Methods Inclusion criteria were: RA ACR1987+, ETA or ADA > 1 year as monotherapy or in combination, daily prednisone ≤ 5 mg/d, DAS28 remission > 6 months, stable X-ray structural damage. Patients were randomized in 2 arms and followed 3-monthly for 18 months. In the S arm, the interval between 2 injections was increased by 50% every 3 months up to full stop at 4th step. If DAS28 remission was lost, tapering was suspended or reversed to the previous step based on DAS28 change. The primary endpoint was disease activity on repeated DAS28 measures (every 3 months over 18 months) under the hypothesis of non-inferiority (mixed linear model).

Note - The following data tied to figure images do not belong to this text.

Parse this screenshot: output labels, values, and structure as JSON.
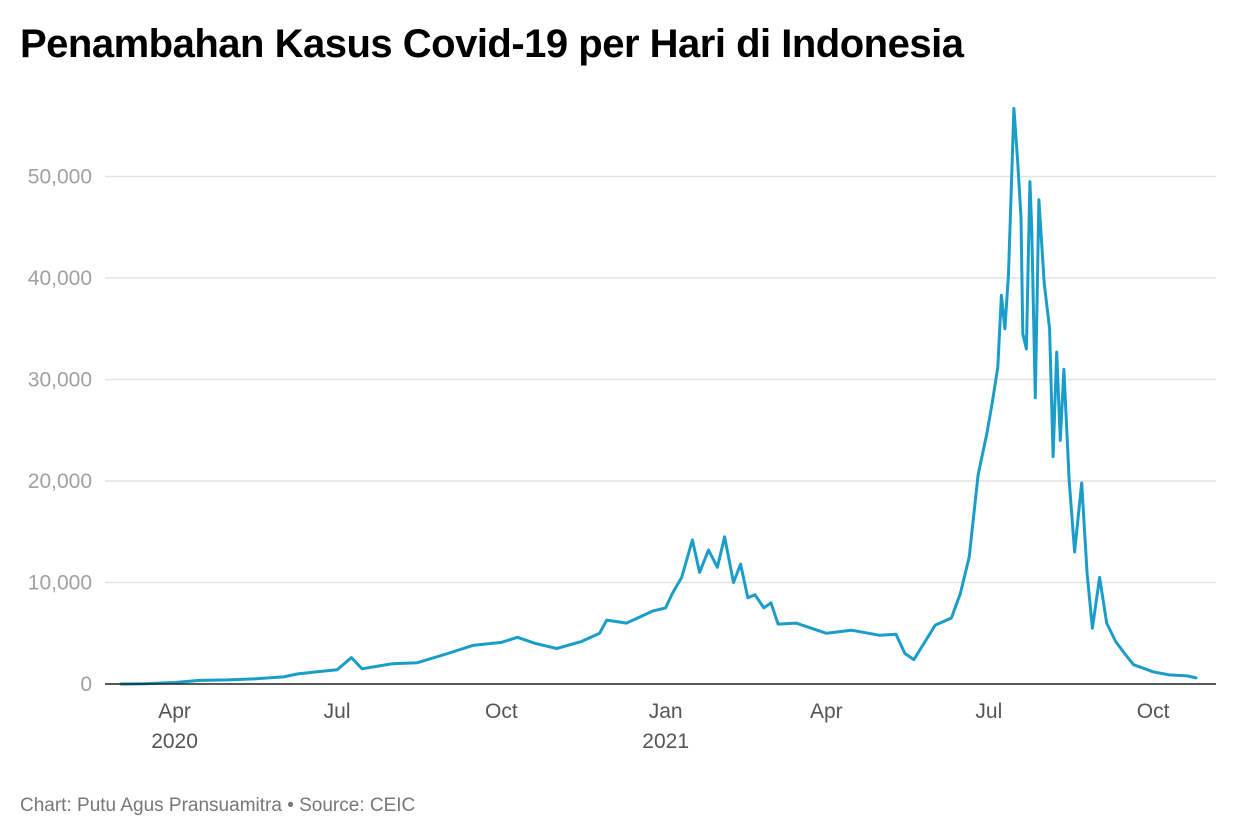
{
  "chart_data": {
    "type": "line",
    "title": "Penambahan Kasus Covid-19 per Hari di Indonesia",
    "xlabel": "",
    "ylabel": "",
    "ylim": [
      0,
      60000
    ],
    "xlim": [
      "2020-03-02",
      "2021-10-25"
    ],
    "y_ticks": [
      0,
      10000,
      20000,
      30000,
      40000,
      50000
    ],
    "y_tick_labels": [
      "0",
      "10,000",
      "20,000",
      "30,000",
      "40,000",
      "50,000"
    ],
    "x_ticks": [
      {
        "date": "2020-04-01",
        "label": "Apr",
        "year": "2020"
      },
      {
        "date": "2020-07-01",
        "label": "Jul",
        "year": ""
      },
      {
        "date": "2020-10-01",
        "label": "Oct",
        "year": ""
      },
      {
        "date": "2021-01-01",
        "label": "Jan",
        "year": "2021"
      },
      {
        "date": "2021-04-01",
        "label": "Apr",
        "year": ""
      },
      {
        "date": "2021-07-01",
        "label": "Jul",
        "year": ""
      },
      {
        "date": "2021-10-01",
        "label": "Oct",
        "year": ""
      }
    ],
    "grid": true,
    "color": "#1a9dc9",
    "series": [
      {
        "name": "",
        "x": [
          "2020-03-02",
          "2020-03-15",
          "2020-04-01",
          "2020-04-15",
          "2020-05-01",
          "2020-05-15",
          "2020-06-01",
          "2020-06-09",
          "2020-06-20",
          "2020-07-01",
          "2020-07-09",
          "2020-07-15",
          "2020-08-01",
          "2020-08-15",
          "2020-09-01",
          "2020-09-15",
          "2020-10-01",
          "2020-10-10",
          "2020-10-20",
          "2020-11-01",
          "2020-11-15",
          "2020-11-25",
          "2020-11-29",
          "2020-12-10",
          "2020-12-20",
          "2020-12-25",
          "2021-01-01",
          "2021-01-05",
          "2021-01-10",
          "2021-01-16",
          "2021-01-20",
          "2021-01-25",
          "2021-01-30",
          "2021-02-03",
          "2021-02-08",
          "2021-02-12",
          "2021-02-16",
          "2021-02-20",
          "2021-02-25",
          "2021-03-01",
          "2021-03-05",
          "2021-03-15",
          "2021-04-01",
          "2021-04-15",
          "2021-05-01",
          "2021-05-10",
          "2021-05-15",
          "2021-05-20",
          "2021-06-01",
          "2021-06-10",
          "2021-06-15",
          "2021-06-20",
          "2021-06-25",
          "2021-06-30",
          "2021-07-03",
          "2021-07-06",
          "2021-07-08",
          "2021-07-10",
          "2021-07-12",
          "2021-07-15",
          "2021-07-17",
          "2021-07-19",
          "2021-07-20",
          "2021-07-22",
          "2021-07-24",
          "2021-07-25",
          "2021-07-27",
          "2021-07-29",
          "2021-08-01",
          "2021-08-04",
          "2021-08-06",
          "2021-08-08",
          "2021-08-10",
          "2021-08-12",
          "2021-08-15",
          "2021-08-18",
          "2021-08-22",
          "2021-08-25",
          "2021-08-28",
          "2021-09-01",
          "2021-09-05",
          "2021-09-10",
          "2021-09-15",
          "2021-09-20",
          "2021-10-01",
          "2021-10-10",
          "2021-10-20",
          "2021-10-25"
        ],
        "y": [
          2,
          20,
          150,
          350,
          400,
          500,
          700,
          1000,
          1200,
          1400,
          2600,
          1500,
          2000,
          2100,
          3000,
          3800,
          4100,
          4600,
          4000,
          3500,
          4200,
          5000,
          6300,
          6000,
          6800,
          7200,
          7500,
          9000,
          10500,
          14200,
          11000,
          13200,
          11500,
          14500,
          10000,
          11800,
          8500,
          8800,
          7500,
          8000,
          5900,
          6000,
          5000,
          5300,
          4800,
          4900,
          3000,
          2400,
          5800,
          6500,
          8900,
          12500,
          20600,
          24800,
          27800,
          31200,
          38300,
          35000,
          40400,
          56700,
          51900,
          46000,
          34500,
          33000,
          49500,
          45000,
          28200,
          47700,
          39500,
          35000,
          22400,
          32700,
          24000,
          31000,
          20000,
          13000,
          19800,
          10900,
          5500,
          10500,
          6000,
          4200,
          3000,
          1900,
          1200,
          900,
          800,
          600
        ]
      }
    ]
  },
  "footer": {
    "credit": "Chart: Putu Agus Pransuamitra • Source: CEIC"
  }
}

Results 137 patients were included, 64 and 73 in the S and M arms. Main baseline characteristics were (mean / %): age 55 yrs, female 78%, RA duration 9.5 yrs, RF+ 68%, ACPA+ 78%, erosive disease 88%, DAS28 1.8, DAS44 1.0, HAQ 0.4, previous DMARDs 2.7, ETA 54 %, ADA 46 %. At 18 months, 24 (37.5%) of the S-arm patients had stopped and 23 (35.9%) tapered TNF-blockers. Mean DAS28 and HAQ were not significantly different between the 2 arms (figures). However, the equivalence between the 2 strategies was not demonstrated (p = 0.6). Predictors of persistent remission were low DAS28 at baseline and M strategy. There was no difference between ETA or ADA, either montotherapy or in combination.

Conclusions Spacing of TNF-blockers was feasible in 87% of patients. Although we failed to demonstrate the equivalence between the 2 strategies, the spacing strategy did not result in a significant increase in disease activity or functional impairment. (ClinicalTrials.gov n°: NCT00780793).